Regarding your more general question of whether disallowed scripts, CSS files, etc play a role in our Panda quality algorithm: our quality algorithms primarily try to understand the overall quality of a page (or website), and disallowing crawling of individual aspects is generally seen as more of a technical issue so that wouldn't be a primary factor in our quality algorithms. There's definitely no simple "CSS or JavaScript is disallowed from crawling, therefore the quality algorithms view the site negatively" relationship. 

A lot of sites disallow crawling of JavaScript & CSS for historical reasons that are generally no longer relevant. If your JavaScript or CSS files significantly affect the content or layout of the page, we recommend allowing us to crawl them, so that we can use that additional information to show your site for queries that match content which isn't directly in your HTML responses. While unrobotting that content would make things easier for our algorithms to pick up, it would be incorrect to say that not allowing crawling would automatically trigger our quality algorithms to view your site negatively. 

For more information about our quality algorithms (which, for the moment, isn't negatively affecting your site), I'd recommend reviewing http://googlewebmastercentral.blogspot.ch/2011/05/more-guidance-on-building-high-quality.html  

Hope that helps!
John
Re: Google is Blocking their js in Robots.txt But Tell Us Not To. PamS1234 6/24/14 8:59 AM
Hi John,

Thanks for taking the time to look at that for me. We did actually have our js/css blocked via our robots.txt and I unblocked them last week. I don't mind being as transparent as possible with our site when it comes to crawling, I was more concerned about duplicate content issues, etc.Hence why a lot of disallows. 

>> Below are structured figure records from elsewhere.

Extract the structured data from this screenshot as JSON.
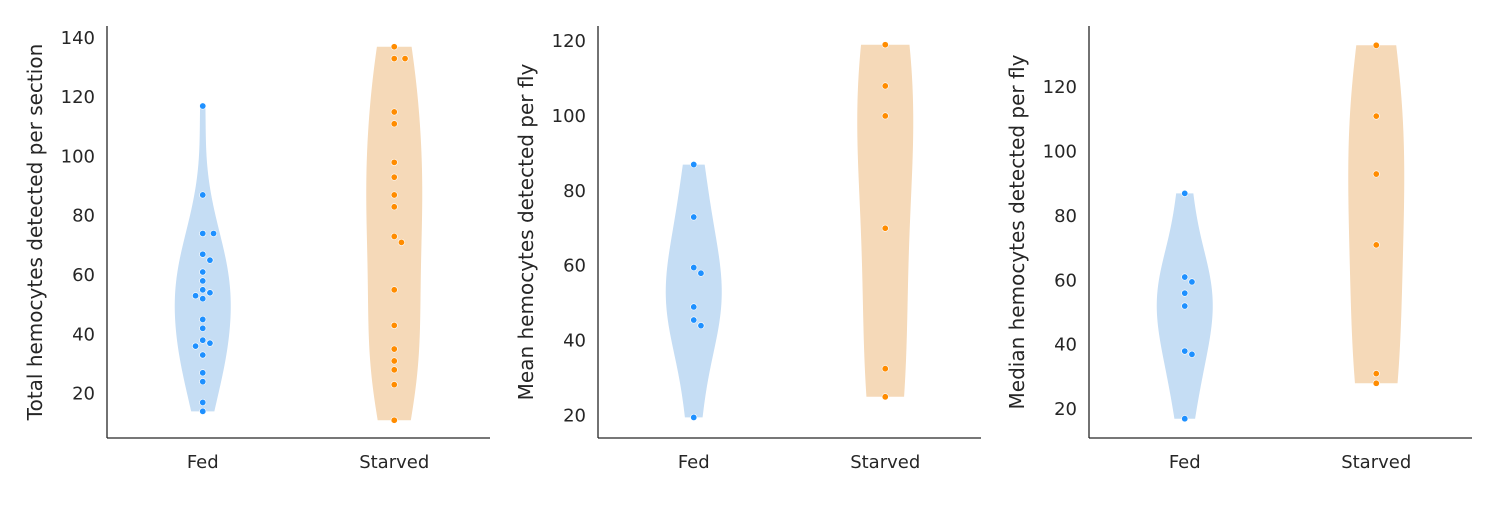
{
  "chart_data": [
    {
      "type": "violin",
      "ylabel": "Total hemocytes detected per section",
      "categories": [
        "Fed",
        "Starved"
      ],
      "ylim": [
        5,
        144
      ],
      "yticks": [
        20,
        40,
        60,
        80,
        100,
        120,
        140
      ],
      "groups": [
        {
          "name": "Fed",
          "color": "#1e90ff",
          "violin_color": "#c5ddf4",
          "values": [
            117,
            87,
            74,
            74,
            67,
            65,
            61,
            58,
            55,
            54,
            53,
            52,
            45,
            42,
            38,
            37,
            36,
            33,
            27,
            24,
            17,
            14
          ]
        },
        {
          "name": "Starved",
          "color": "#ff8c00",
          "violin_color": "#f5d9b8",
          "values": [
            137,
            133,
            133,
            115,
            111,
            98,
            93,
            87,
            83,
            73,
            71,
            55,
            43,
            35,
            31,
            28,
            23,
            11
          ]
        }
      ]
    },
    {
      "type": "violin",
      "ylabel": "Mean hemocytes detected per fly",
      "categories": [
        "Fed",
        "Starved"
      ],
      "ylim": [
        14,
        124
      ],
      "yticks": [
        20,
        40,
        60,
        80,
        100,
        120
      ],
      "groups": [
        {
          "name": "Fed",
          "color": "#1e90ff",
          "violin_color": "#c5ddf4",
          "values": [
            87,
            73,
            59.5,
            58,
            49,
            45.5,
            44,
            19.5
          ]
        },
        {
          "name": "Starved",
          "color": "#ff8c00",
          "violin_color": "#f5d9b8",
          "values": [
            119,
            108,
            100,
            70,
            32.5,
            25
          ]
        }
      ]
    },
    {
      "type": "violin",
      "ylabel": "Median hemocytes detected per fly",
      "categories": [
        "Fed",
        "Starved"
      ],
      "ylim": [
        11,
        139
      ],
      "yticks": [
        20,
        40,
        60,
        80,
        100,
        120
      ],
      "groups": [
        {
          "name": "Fed",
          "color": "#1e90ff",
          "violin_color": "#c5ddf4",
          "values": [
            87,
            61,
            59.5,
            56,
            52,
            38,
            37,
            17
          ]
        },
        {
          "name": "Starved",
          "color": "#ff8c00",
          "violin_color": "#f5d9b8",
          "values": [
            133,
            111,
            93,
            71,
            31,
            28
          ]
        }
      ]
    }
  ]
}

I would like to ask if 'where' the site is hosted plays a role at all? We also noticed that since we moved this site to a Amazon server VPS, the site appears to have taken an initial drop in rankings. We were expecting a slight drop, but we did not see it recover like we were hoping. We had set in place all the 301s for the move, etc. I was thinking maybe a server configuration setting or something else might be hindering the crawl or other factors that might be causing issues.  

So what ets was saying on his evaluation holds true or you are feeling it is mostly the back links?

Thanks again for all your help. I do greatly appreciate it.


 
Re: Google is Blocking their js in Robots.txt But Tell Us Not To. ets 6/24/14 9:36 AM
So what ets was saying on his evaluation holds true or you are feeling it is mostly the back links?

I think you can be 1,000,000% confident that if John tells you it's the links, it's the links. So that's definitely your priority. I didn't examine the backlink issue because you'd already flagged it as a known problem. John has given a fairly clear steer that Panda is not your problem right now - so you can take what I said with a large pinch of salt. Even so, cleaning and tightening up your content/indexing is never a bad idea... and I think addressing some of the issues I raised (like the blocked files in robots.txt, the PDFs, and the URL parameters) is a good idea in the long run. But don't let it distract you from link cleaning.

Where the site is hosted doesn't play a role beyond any performance impact. You refer there to possible crawl issues - and that's where looking at the indexing can help. Because you clearly have a lot of URLs indexed twice (some blocked with query strings in robots.txt), which means you probably have a lot of unnecessary crawling as well. If the URL parameters were specified correctly, your crawling would be far more efficient.